The areas of study are constructed from the passions of our students and faculty. The courses share many of the following attributes and themes:
• Hands-on, applied, active and creative learning activities
• Trips to subject and topic related sites
• Opportunities to learn, practice, and create using tools of the discipline or trade
• Daily reflection and sharing of learning
• Career explorations within the field of study
• Seminars with professionals or experts in the field of study
• Internships (see more below)
• Building community and relationships
• The building of a deeper understanding of our Mission, Vision, and Values
The objective of January Term is to allow every student to create an artifact, or final product, which reflects the acquisition of skill and knowledge in the field of study. These artifacts are measured against predefined course requirements and objectives and could include: performances, videos, formal presentations, creation of web page resources, certification in a field, a business plan, a journal, a publication, or a product of some type.

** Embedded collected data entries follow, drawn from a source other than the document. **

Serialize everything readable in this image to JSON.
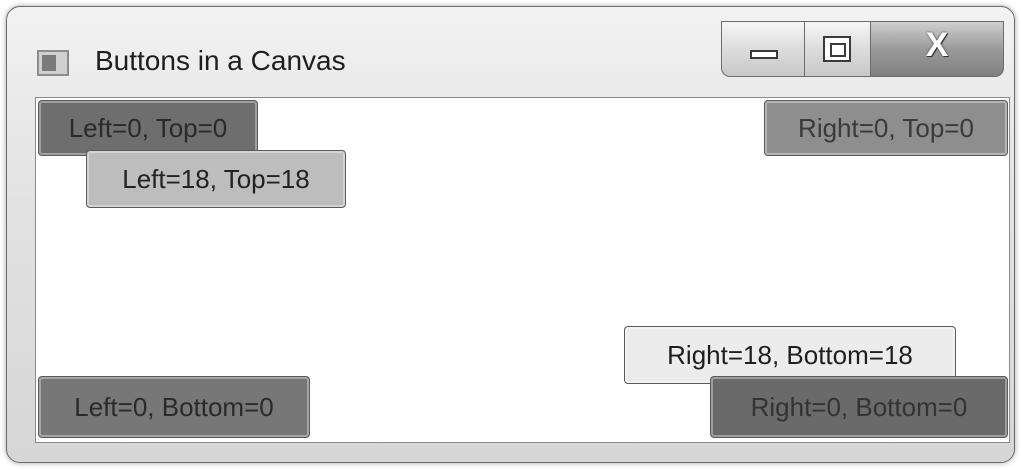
{
  "window": {
    "title": "Buttons in a Canvas",
    "icon": "app-window-icon",
    "caption": {
      "minimize_icon": "minimize-icon",
      "maximize_icon": "maximize-icon",
      "close_glyph": "X"
    }
  },
  "canvas": {
    "buttons": [
      {
        "label": "Left=0, Top=0"
      },
      {
        "label": "Left=18, Top=18"
      },
      {
        "label": "Right=0, Top=0"
      },
      {
        "label": "Right=18, Bottom=18"
      },
      {
        "label": "Left=0, Bottom=0"
      },
      {
        "label": "Right=0, Bottom=0"
      }
    ]
  }
}
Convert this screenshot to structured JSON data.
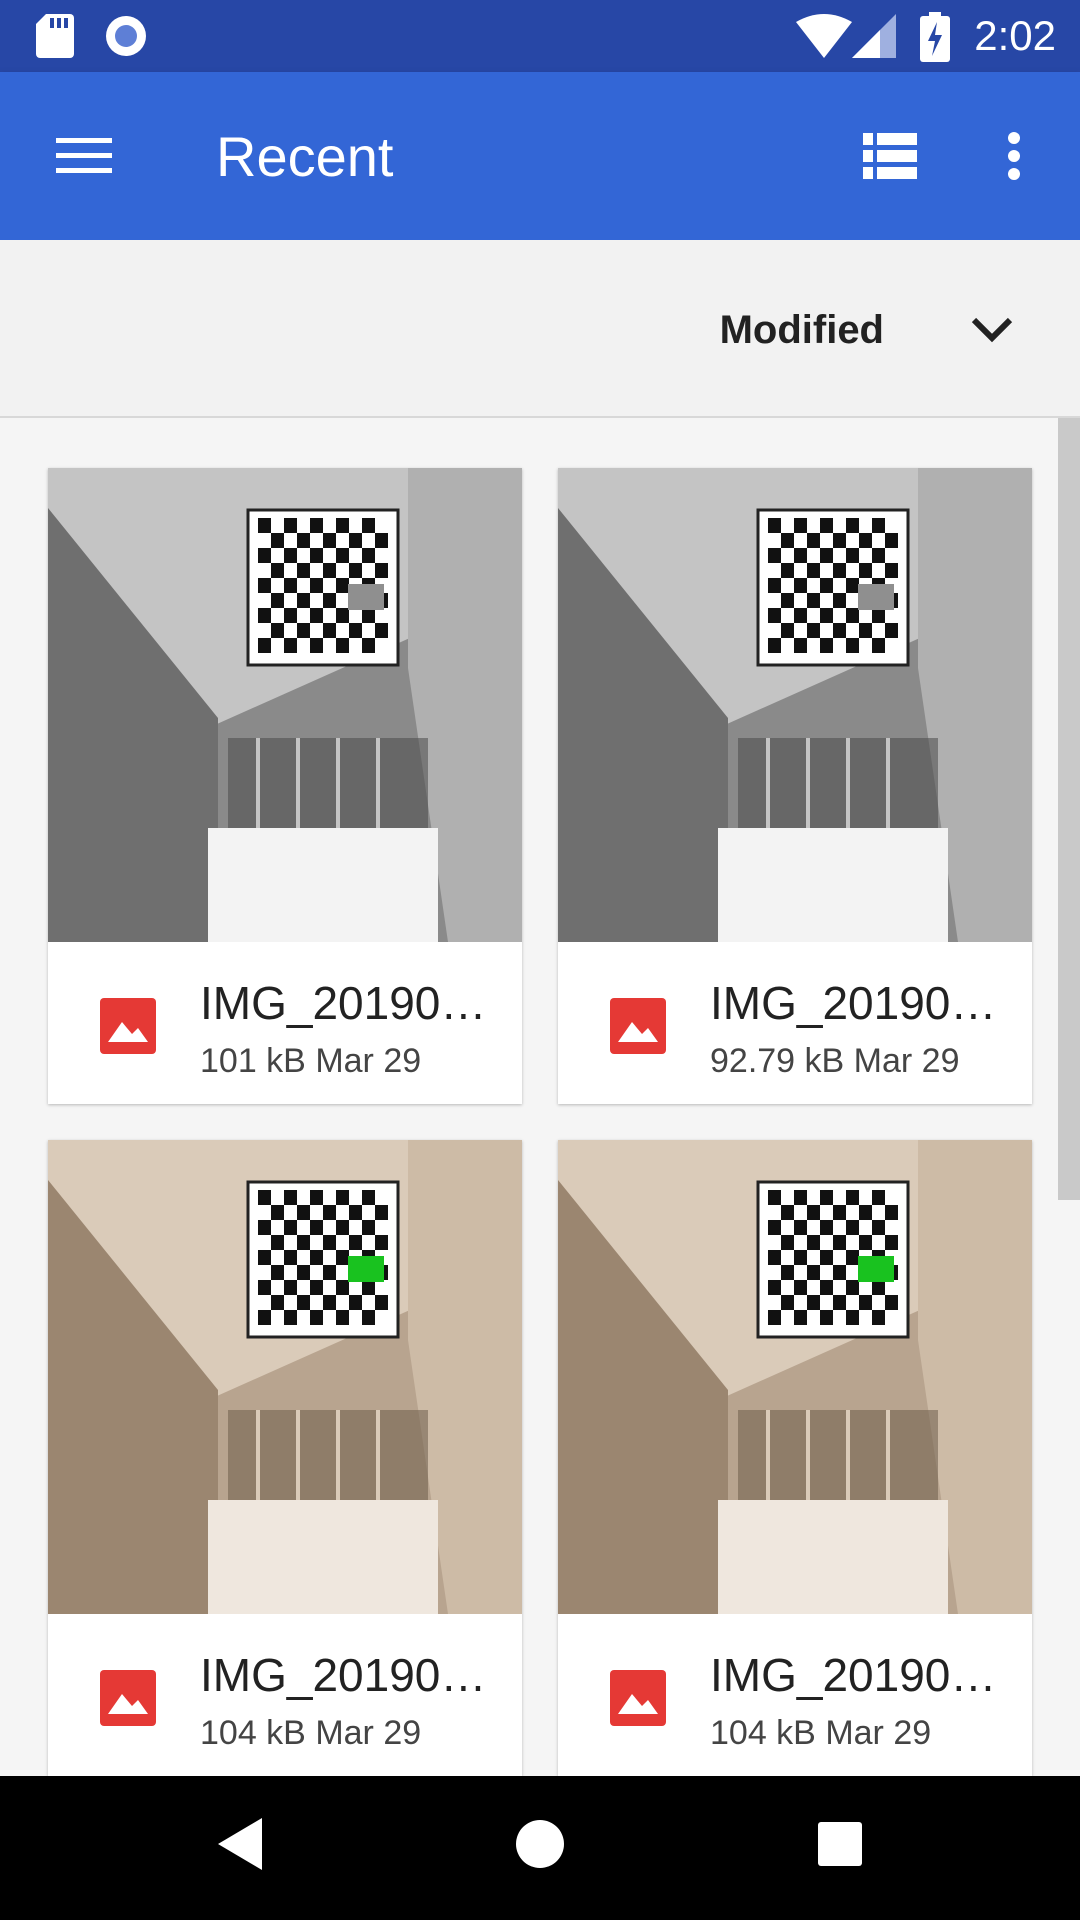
{
  "status_bar": {
    "time": "2:02",
    "icons": [
      "sd-card-icon",
      "record-icon",
      "wifi-icon",
      "signal-icon",
      "battery-charging-icon"
    ]
  },
  "app_bar": {
    "title": "Recent",
    "menu_icon": "hamburger-icon",
    "view_icon": "list-view-icon",
    "overflow_icon": "more-vert-icon"
  },
  "sort": {
    "label": "Modified",
    "icon": "chevron-down-icon"
  },
  "files": [
    {
      "name": "IMG_20190…",
      "size": "101 kB",
      "date": "Mar 29",
      "tone": "gray",
      "marker": "gray"
    },
    {
      "name": "IMG_20190…",
      "size": "92.79 kB",
      "date": "Mar 29",
      "tone": "gray",
      "marker": "gray"
    },
    {
      "name": "IMG_20190…",
      "size": "104 kB",
      "date": "Mar 29",
      "tone": "sepia",
      "marker": "green"
    },
    {
      "name": "IMG_20190…",
      "size": "104 kB",
      "date": "Mar 29",
      "tone": "sepia",
      "marker": "green"
    }
  ],
  "colors": {
    "status_bar": "#2747a6",
    "app_bar": "#3366d6",
    "image_icon": "#e53935"
  },
  "nav_bar": {
    "icons": [
      "back-icon",
      "home-icon",
      "recents-icon"
    ]
  }
}
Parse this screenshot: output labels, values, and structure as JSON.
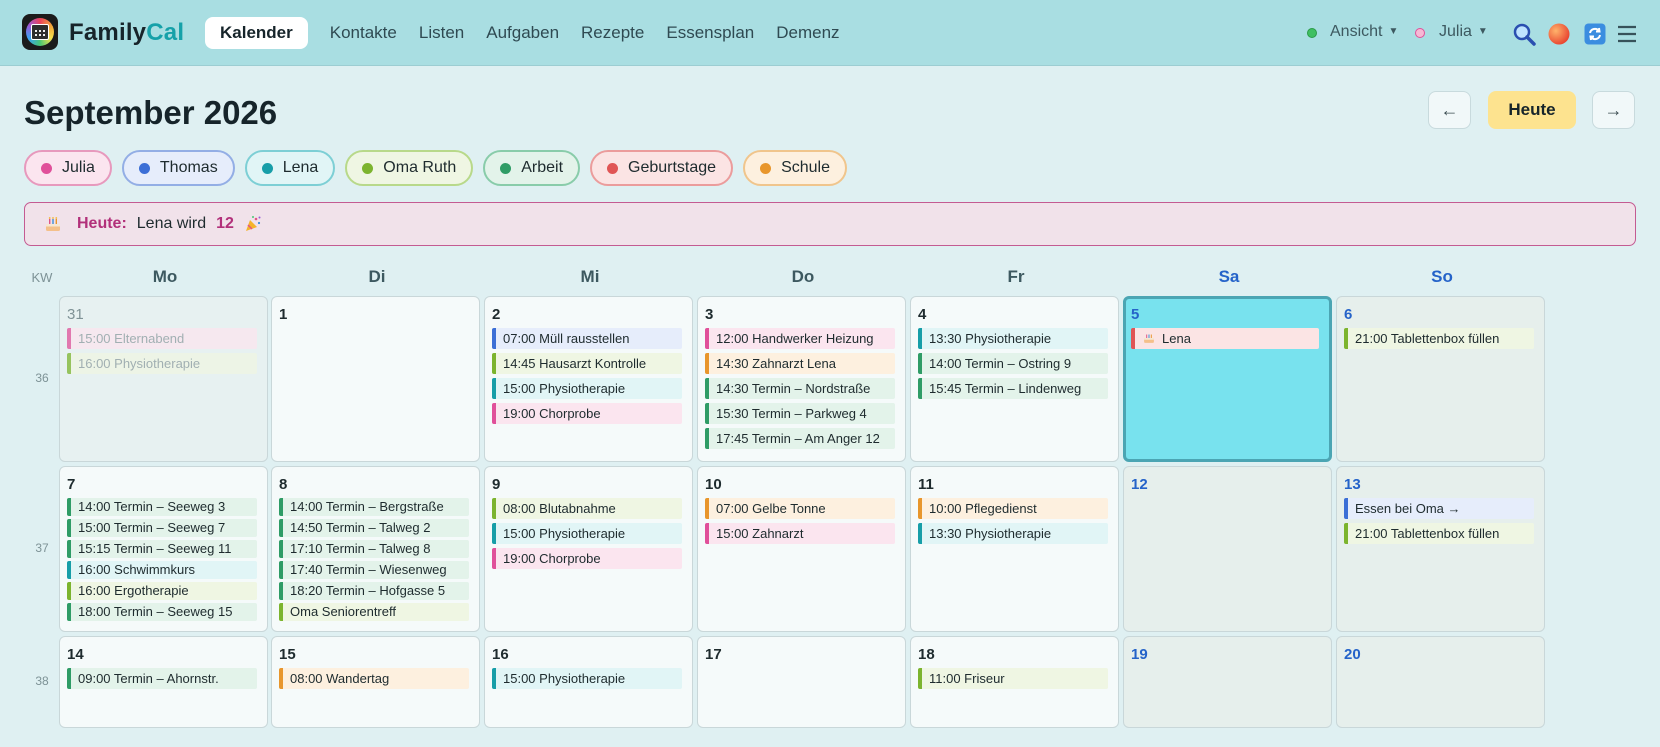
{
  "app": {
    "brand_part1": "Family",
    "brand_part2": "Cal"
  },
  "nav": [
    {
      "label": "Kalender",
      "active": true
    },
    {
      "label": "Kontakte"
    },
    {
      "label": "Listen"
    },
    {
      "label": "Aufgaben"
    },
    {
      "label": "Rezepte"
    },
    {
      "label": "Essensplan"
    },
    {
      "label": "Demenz"
    }
  ],
  "topright": {
    "view_label": "Ansicht",
    "user_label": "Julia",
    "icons": [
      "search-icon",
      "avatar-icon",
      "sync-icon",
      "menu-icon"
    ]
  },
  "header": {
    "month_title": "September 2026",
    "prev": "←",
    "today": "Heute",
    "next": "→"
  },
  "filters": [
    {
      "label": "Julia",
      "color": "#e0509a",
      "bg": "#fbe5ef",
      "border": "#e799bd"
    },
    {
      "label": "Thomas",
      "color": "#3c6fd6",
      "bg": "#e6edfb",
      "border": "#93aee5"
    },
    {
      "label": "Lena",
      "color": "#179ea8",
      "bg": "#e1f5f6",
      "border": "#7dcfd5"
    },
    {
      "label": "Oma Ruth",
      "color": "#7cb42e",
      "bg": "#eff6e3",
      "border": "#b8d98a"
    },
    {
      "label": "Arbeit",
      "color": "#2f9c66",
      "bg": "#e3f3ea",
      "border": "#89ccaa"
    },
    {
      "label": "Geburtstage",
      "color": "#e05555",
      "bg": "#fbe4e4",
      "border": "#eb9c9c"
    },
    {
      "label": "Schule",
      "color": "#e8962c",
      "bg": "#fdf0df",
      "border": "#f0c58c"
    }
  ],
  "banner": {
    "icon": "cake-icon",
    "label": "Heute:",
    "text": "Lena wird",
    "number": "12",
    "end_icon": "party-icon"
  },
  "calendar": {
    "kw_label": "KW",
    "weekdays": [
      "Mo",
      "Di",
      "Mi",
      "Do",
      "Fr",
      "Sa",
      "So"
    ],
    "weeks": [
      {
        "kw": "36",
        "days": [
          {
            "num": "31",
            "type": "other",
            "events": [
              {
                "text": "15:00 Elternabend",
                "cat": "Julia"
              },
              {
                "text": "16:00 Physiotherapie",
                "cat": "Oma Ruth"
              }
            ]
          },
          {
            "num": "1",
            "type": "normal",
            "events": []
          },
          {
            "num": "2",
            "type": "normal",
            "events": [
              {
                "text": "07:00 Müll rausstellen",
                "cat": "Thomas"
              },
              {
                "text": "14:45 Hausarzt Kontrolle",
                "cat": "Oma Ruth"
              },
              {
                "text": "15:00 Physiotherapie",
                "cat": "Lena"
              },
              {
                "text": "19:00 Chorprobe",
                "cat": "Julia"
              }
            ]
          },
          {
            "num": "3",
            "type": "normal",
            "events": [
              {
                "text": "12:00 Handwerker Heizung",
                "cat": "Julia"
              },
              {
                "text": "14:30 Zahnarzt Lena",
                "cat": "Schule"
              },
              {
                "text": "14:30 Termin – Nordstraße",
                "cat": "Arbeit"
              },
              {
                "text": "15:30 Termin – Parkweg 4",
                "cat": "Arbeit"
              },
              {
                "text": "17:45 Termin – Am Anger 12",
                "cat": "Arbeit"
              }
            ]
          },
          {
            "num": "4",
            "type": "normal",
            "events": [
              {
                "text": "13:30 Physiotherapie",
                "cat": "Lena"
              },
              {
                "text": "14:00 Termin – Ostring 9",
                "cat": "Arbeit"
              },
              {
                "text": "15:45 Termin – Lindenweg",
                "cat": "Arbeit"
              }
            ]
          },
          {
            "num": "5",
            "type": "today",
            "events": [
              {
                "text": "Lena",
                "cat": "Geburtstage",
                "icon": "cake-icon"
              }
            ]
          },
          {
            "num": "6",
            "type": "weekend",
            "events": [
              {
                "text": "21:00 Tablettenbox füllen",
                "cat": "Oma Ruth"
              }
            ]
          }
        ]
      },
      {
        "kw": "37",
        "days": [
          {
            "num": "7",
            "type": "normal",
            "dense": true,
            "events": [
              {
                "text": "14:00 Termin – Seeweg 3",
                "cat": "Arbeit"
              },
              {
                "text": "15:00 Termin – Seeweg 7",
                "cat": "Arbeit"
              },
              {
                "text": "15:15 Termin – Seeweg 11",
                "cat": "Arbeit"
              },
              {
                "text": "16:00 Schwimmkurs",
                "cat": "Lena"
              },
              {
                "text": "16:00 Ergotherapie",
                "cat": "Oma Ruth"
              },
              {
                "text": "18:00 Termin – Seeweg 15",
                "cat": "Arbeit"
              }
            ]
          },
          {
            "num": "8",
            "type": "normal",
            "dense": true,
            "events": [
              {
                "text": "14:00 Termin – Bergstraße",
                "cat": "Arbeit"
              },
              {
                "text": "14:50 Termin – Talweg 2",
                "cat": "Arbeit"
              },
              {
                "text": "17:10 Termin – Talweg 8",
                "cat": "Arbeit"
              },
              {
                "text": "17:40 Termin – Wiesenweg",
                "cat": "Arbeit"
              },
              {
                "text": "18:20 Termin – Hofgasse 5",
                "cat": "Arbeit"
              },
              {
                "text": "Oma Seniorentreff",
                "cat": "Oma Ruth"
              }
            ]
          },
          {
            "num": "9",
            "type": "normal",
            "events": [
              {
                "text": "08:00 Blutabnahme",
                "cat": "Oma Ruth"
              },
              {
                "text": "15:00 Physiotherapie",
                "cat": "Lena"
              },
              {
                "text": "19:00 Chorprobe",
                "cat": "Julia"
              }
            ]
          },
          {
            "num": "10",
            "type": "normal",
            "events": [
              {
                "text": "07:00 Gelbe Tonne",
                "cat": "Schule"
              },
              {
                "text": "15:00 Zahnarzt",
                "cat": "Julia"
              }
            ]
          },
          {
            "num": "11",
            "type": "normal",
            "events": [
              {
                "text": "10:00 Pflegedienst",
                "cat": "Schule"
              },
              {
                "text": "13:30 Physiotherapie",
                "cat": "Lena"
              }
            ]
          },
          {
            "num": "12",
            "type": "weekend",
            "events": []
          },
          {
            "num": "13",
            "type": "weekend",
            "events": [
              {
                "text": "Essen bei Oma →",
                "cat": "Thomas"
              },
              {
                "text": "21:00 Tablettenbox füllen",
                "cat": "Oma Ruth"
              }
            ]
          }
        ]
      },
      {
        "kw": "38",
        "days": [
          {
            "num": "14",
            "type": "normal",
            "events": [
              {
                "text": "09:00 Termin – Ahornstr.",
                "cat": "Arbeit"
              }
            ]
          },
          {
            "num": "15",
            "type": "normal",
            "events": [
              {
                "text": "08:00 Wandertag",
                "cat": "Schule"
              }
            ]
          },
          {
            "num": "16",
            "type": "normal",
            "events": [
              {
                "text": "15:00 Physiotherapie",
                "cat": "Lena"
              }
            ]
          },
          {
            "num": "17",
            "type": "normal",
            "events": []
          },
          {
            "num": "18",
            "type": "normal",
            "events": [
              {
                "text": "11:00 Friseur",
                "cat": "Oma Ruth"
              }
            ]
          },
          {
            "num": "19",
            "type": "weekend",
            "events": []
          },
          {
            "num": "20",
            "type": "weekend",
            "events": []
          }
        ]
      }
    ]
  }
}
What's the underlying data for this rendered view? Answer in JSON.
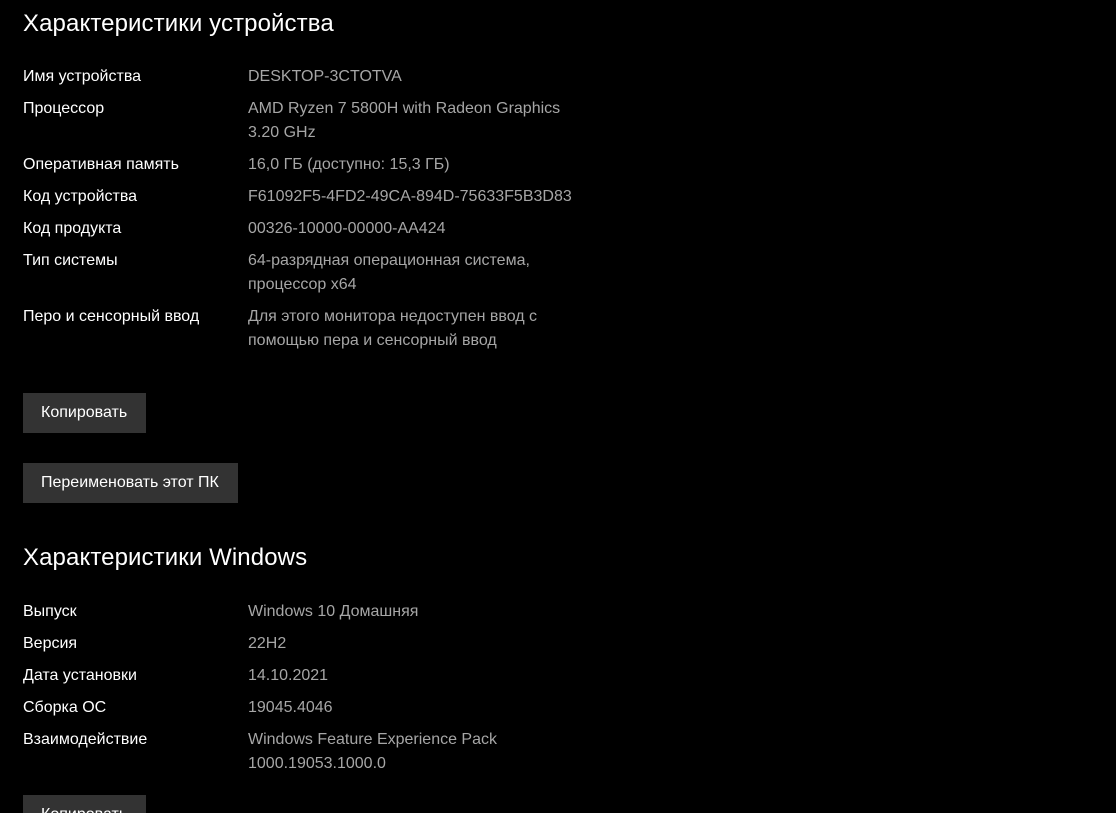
{
  "device_specs": {
    "title": "Характеристики устройства",
    "rows": [
      {
        "key": "Имя устройства",
        "value": "DESKTOP-3CTOTVA"
      },
      {
        "key": "Процессор",
        "value": "AMD Ryzen 7 5800H with Radeon Graphics 3.20 GHz"
      },
      {
        "key": "Оперативная память",
        "value": "16,0 ГБ (доступно: 15,3 ГБ)"
      },
      {
        "key": "Код устройства",
        "value": "F61092F5-4FD2-49CA-894D-75633F5B3D83"
      },
      {
        "key": "Код продукта",
        "value": "00326-10000-00000-AA424"
      },
      {
        "key": "Тип системы",
        "value": "64-разрядная операционная система, процессор x64"
      },
      {
        "key": "Перо и сенсорный ввод",
        "value": "Для этого монитора недоступен ввод с помощью пера и сенсорный ввод"
      }
    ],
    "copy_label": "Копировать",
    "rename_label": "Переименовать этот ПК"
  },
  "windows_specs": {
    "title": "Характеристики Windows",
    "rows": [
      {
        "key": "Выпуск",
        "value": "Windows 10 Домашняя"
      },
      {
        "key": "Версия",
        "value": "22H2"
      },
      {
        "key": "Дата установки",
        "value": "14.10.2021"
      },
      {
        "key": "Сборка ОС",
        "value": "19045.4046"
      },
      {
        "key": "Взаимодействие",
        "value": "Windows Feature Experience Pack 1000.19053.1000.0"
      }
    ],
    "copy_label": "Копировать"
  },
  "colors": {
    "background": "#000000",
    "text_primary": "#ffffff",
    "text_secondary": "#a6a6a6",
    "button_bg": "#333333"
  }
}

The school day (8:00 a.m. – 3:00 p.m.) is broken into 4 blocks and classes meet every day. Students must choose 4 blocks of study. Advanced Placement (AP) and other classes requiring specific hours, i.e., Driver’s Ed and LNA, are accommodated within the January Term block schedule and count toward credit.
Internships - Students are given the option for approved internships, alternative class structures, independent studies, or certification courses of their choosing in consultation with an advisor. Students must have the same amount of contact hours as they would receive in class to be given equivalent credit for alternative options. Students participating in these alternative classes or internships are responsible for their own transportation.
January Term engages students in learning essential knowledge and life-enhancing skills through an extended, student-directed inquiry process. Students may submit ideas for courses and should expect to be challenged by rigorous study of concepts and principles of a discipline. Inquiry should be motivated by answering questions, solving problems, and creating artifacts that reflect the type of learning and work people do in the everyday world outside of the classroom.
While January Term lasts only two weeks, Lyndon Institute is optimistic that these explorations are the beginning of further independent, student-led inquiry initiatives. We encourage students to continually think about course subjects or potential internships that would inspire them. January Term is their chance to dedicate two weeks of school specifically to projects, issues, or careers they are passionate about.